JG: Right. Everybody was in that place at one point.

KG: Even her parents saying they’re so proud of her, it’s just heartbreaking…

I was going to bring up Jane’s parents and how you use phone calls with her family to expand on why she stays in the job.

KG: A lot of people I spoke to said they couldn’t tell their parents what was going on. How do you explain that situation to your father? It’s really difficult. And, back a few years ago, no one had the language to really talk about this stuff.

There’s been a lot of incredible Me Too-inspired films at Sundance this year, from this to “Promising Young Woman,” helmed by female filmmakers. And it’s sad to think that these stories might’ve never been made if Weinstein’s accusers hadn’t come forward.

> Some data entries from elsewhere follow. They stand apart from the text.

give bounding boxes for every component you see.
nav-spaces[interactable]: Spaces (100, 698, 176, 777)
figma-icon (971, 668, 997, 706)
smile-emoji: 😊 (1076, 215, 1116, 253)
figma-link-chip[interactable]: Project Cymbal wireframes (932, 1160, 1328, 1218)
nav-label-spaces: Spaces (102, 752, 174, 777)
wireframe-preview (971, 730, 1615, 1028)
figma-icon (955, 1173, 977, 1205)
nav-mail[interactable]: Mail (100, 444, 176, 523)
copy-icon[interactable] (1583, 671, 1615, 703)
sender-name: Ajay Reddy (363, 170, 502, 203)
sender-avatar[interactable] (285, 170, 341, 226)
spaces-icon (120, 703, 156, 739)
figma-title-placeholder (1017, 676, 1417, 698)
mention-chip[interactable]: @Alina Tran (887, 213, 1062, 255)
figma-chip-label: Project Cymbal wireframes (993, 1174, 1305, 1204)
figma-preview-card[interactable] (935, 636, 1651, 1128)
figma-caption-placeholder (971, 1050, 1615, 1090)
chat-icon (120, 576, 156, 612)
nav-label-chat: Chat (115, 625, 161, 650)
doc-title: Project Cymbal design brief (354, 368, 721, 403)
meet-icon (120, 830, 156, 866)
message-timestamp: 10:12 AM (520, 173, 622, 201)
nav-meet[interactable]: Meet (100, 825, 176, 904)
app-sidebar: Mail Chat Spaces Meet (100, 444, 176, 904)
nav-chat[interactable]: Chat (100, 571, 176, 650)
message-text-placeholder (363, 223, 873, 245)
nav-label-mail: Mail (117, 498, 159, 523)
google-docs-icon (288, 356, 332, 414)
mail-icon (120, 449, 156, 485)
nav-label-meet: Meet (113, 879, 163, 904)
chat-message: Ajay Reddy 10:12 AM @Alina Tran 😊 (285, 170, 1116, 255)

KG: I know. I definitely don’t think we could’ve had a film like this made before the rise of the Me Too movement. But it’s really heartening to see that there is a shift and we are seeing these films being financed and being watched and making money — I don’t want it to sound like that’s all that we’re in this for, but it’s a good thing for the industry if those films are doing that. Women are behind the camera, women are leading the charge. It’s great to see.

Julia, have you seen a difference in the projects you’re seeing or scripts you’re reading?

JG: I think it’s still a new thing, this subject. This film is like the first script I’ve seen tackling it. In terms of the industry, though, I’ve worked with a lot of female TV directors, and I love it. It’s definitely getting better.

“The Assistant” is now showing in limited release.